Даниэль вынул ключ, закрыл глаза. Он помолился, чтобы ему доехать до дому, и одновременно подумал, что надо бы завтра заехать к автомеханику Ахмеду в Нижний город. И уж совсем вдалеке проскользнула мысль, что машине восемнадцать лет, и ей пора на покой. Потом он ещё раз повернул ключ, и машина завелась. В пути она скорей всего не подведёт, главное, не глушить мотор. Был девятый час вечера, семнадцатое декабря.
Нойгауз умрёт в ближайшие дни, может быть, уже сегодня. Как это великодушно и красиво, что он прощается с друзьями. И ему, Даниэлю, оказана была честь — сегодня утром позвонил сын профессора, сказал, что отцу очень плохо, и он хочет с Даниэлем проститься.
Даниэль сел в машину и приехал в Иерусалим. Сын профессора, в вязаной кипе и в чёрном лоснящемся от старости пиджаке, провёл его в кабинет отца.

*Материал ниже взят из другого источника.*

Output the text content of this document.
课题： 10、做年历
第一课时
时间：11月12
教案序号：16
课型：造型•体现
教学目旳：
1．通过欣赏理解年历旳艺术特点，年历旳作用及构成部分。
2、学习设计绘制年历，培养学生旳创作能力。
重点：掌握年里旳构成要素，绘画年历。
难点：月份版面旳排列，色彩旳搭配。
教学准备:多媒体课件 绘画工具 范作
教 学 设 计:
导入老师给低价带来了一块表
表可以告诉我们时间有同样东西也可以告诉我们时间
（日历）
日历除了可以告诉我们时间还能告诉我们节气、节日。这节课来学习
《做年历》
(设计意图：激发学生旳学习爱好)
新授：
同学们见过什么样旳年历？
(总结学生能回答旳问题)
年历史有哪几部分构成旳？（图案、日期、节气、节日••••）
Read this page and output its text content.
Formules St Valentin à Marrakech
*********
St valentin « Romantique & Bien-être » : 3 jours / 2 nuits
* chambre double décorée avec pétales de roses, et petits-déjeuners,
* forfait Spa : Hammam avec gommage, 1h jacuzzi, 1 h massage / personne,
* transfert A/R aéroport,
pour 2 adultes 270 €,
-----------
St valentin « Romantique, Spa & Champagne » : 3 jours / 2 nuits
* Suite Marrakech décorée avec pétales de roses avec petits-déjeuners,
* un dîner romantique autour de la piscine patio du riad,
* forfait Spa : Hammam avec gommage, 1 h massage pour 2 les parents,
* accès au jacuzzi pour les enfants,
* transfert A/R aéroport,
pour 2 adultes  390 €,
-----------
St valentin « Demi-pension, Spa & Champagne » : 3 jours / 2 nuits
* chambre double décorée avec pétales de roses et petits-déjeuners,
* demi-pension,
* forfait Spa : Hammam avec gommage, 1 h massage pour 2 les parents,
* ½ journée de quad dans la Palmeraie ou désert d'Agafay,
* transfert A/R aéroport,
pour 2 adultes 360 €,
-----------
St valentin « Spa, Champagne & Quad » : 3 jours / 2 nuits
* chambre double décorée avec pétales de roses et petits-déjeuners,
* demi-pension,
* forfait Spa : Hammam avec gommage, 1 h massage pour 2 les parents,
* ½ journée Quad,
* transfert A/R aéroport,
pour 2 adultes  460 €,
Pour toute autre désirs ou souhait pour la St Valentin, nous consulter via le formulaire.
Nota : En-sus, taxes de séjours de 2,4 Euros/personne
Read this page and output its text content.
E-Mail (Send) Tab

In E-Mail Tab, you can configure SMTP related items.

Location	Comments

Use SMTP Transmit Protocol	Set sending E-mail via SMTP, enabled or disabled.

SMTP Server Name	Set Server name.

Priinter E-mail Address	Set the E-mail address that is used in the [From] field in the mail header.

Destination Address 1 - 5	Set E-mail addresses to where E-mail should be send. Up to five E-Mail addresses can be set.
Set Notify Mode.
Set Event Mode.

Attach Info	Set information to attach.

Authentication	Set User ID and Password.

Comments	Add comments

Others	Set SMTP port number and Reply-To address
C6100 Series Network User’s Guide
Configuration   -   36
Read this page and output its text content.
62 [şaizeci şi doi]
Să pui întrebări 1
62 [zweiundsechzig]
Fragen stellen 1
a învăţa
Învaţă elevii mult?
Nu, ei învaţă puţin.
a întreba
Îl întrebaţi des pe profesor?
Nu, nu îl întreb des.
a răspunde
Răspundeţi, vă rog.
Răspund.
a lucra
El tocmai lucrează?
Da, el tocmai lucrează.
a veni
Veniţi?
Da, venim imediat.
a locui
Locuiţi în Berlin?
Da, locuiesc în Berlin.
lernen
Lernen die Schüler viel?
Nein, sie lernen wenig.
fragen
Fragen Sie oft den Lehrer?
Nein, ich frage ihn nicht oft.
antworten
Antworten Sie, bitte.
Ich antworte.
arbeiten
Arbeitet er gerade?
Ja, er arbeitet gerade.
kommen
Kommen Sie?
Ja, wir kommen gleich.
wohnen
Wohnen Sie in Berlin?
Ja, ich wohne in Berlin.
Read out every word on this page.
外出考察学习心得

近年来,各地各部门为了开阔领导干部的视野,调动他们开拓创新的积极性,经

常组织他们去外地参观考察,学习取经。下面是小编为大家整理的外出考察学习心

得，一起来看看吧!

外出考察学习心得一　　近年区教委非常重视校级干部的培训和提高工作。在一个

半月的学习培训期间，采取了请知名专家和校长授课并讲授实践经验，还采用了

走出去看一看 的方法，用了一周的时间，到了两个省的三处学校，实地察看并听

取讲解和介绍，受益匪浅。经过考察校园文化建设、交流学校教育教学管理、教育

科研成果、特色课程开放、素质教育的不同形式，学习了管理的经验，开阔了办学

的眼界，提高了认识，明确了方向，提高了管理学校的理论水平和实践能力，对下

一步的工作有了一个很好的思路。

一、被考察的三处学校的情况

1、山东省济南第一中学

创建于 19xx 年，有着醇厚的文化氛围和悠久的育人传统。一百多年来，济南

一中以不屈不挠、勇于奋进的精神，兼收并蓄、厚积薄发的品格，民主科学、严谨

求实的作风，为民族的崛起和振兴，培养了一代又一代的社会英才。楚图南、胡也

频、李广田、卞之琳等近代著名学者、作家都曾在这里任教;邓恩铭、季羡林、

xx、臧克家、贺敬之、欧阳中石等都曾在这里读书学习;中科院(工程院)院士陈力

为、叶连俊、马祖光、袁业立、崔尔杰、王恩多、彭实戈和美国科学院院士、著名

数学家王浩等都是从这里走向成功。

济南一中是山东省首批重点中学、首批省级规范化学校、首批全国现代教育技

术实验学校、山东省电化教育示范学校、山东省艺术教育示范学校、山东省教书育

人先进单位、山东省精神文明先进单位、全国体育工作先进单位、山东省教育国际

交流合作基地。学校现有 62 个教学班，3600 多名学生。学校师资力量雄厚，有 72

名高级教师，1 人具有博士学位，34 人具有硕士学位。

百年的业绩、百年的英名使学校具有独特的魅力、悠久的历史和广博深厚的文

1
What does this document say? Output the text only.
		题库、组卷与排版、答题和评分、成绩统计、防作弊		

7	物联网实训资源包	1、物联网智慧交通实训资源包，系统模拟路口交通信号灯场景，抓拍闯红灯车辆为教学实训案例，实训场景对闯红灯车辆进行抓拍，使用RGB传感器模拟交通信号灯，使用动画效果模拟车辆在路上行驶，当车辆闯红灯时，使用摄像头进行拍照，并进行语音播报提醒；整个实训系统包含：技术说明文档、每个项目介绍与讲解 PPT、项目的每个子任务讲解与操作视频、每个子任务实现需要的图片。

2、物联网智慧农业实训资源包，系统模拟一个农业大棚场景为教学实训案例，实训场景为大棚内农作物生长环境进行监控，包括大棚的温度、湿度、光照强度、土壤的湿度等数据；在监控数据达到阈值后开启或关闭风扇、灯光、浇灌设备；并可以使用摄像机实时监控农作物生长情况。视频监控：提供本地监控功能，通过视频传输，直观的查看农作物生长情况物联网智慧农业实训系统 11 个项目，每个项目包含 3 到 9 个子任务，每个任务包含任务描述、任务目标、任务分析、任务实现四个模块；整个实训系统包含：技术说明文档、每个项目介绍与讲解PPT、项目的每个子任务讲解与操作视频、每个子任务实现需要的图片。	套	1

— Я хочу вас предупредить: несколько лет тому назад отцу поставили кардиостимулятор, и долго колебались, потому что сердце было изношенное, и риск велик. Отец сказал — делайте. И вот, девять лет. А теперь стимулятор отказал, началась мерцательная аритмия, и её не могут остановить. Ночью вызвали «скорую», и отец спросил, сколько у него времени, врачи сказали, что немного. Он отказался ехать в реанимацию. Сейчас у него сердечные боли, они временами немного отпускают, и тогда он просит, чтобы кто-нибудь к нему вошёл.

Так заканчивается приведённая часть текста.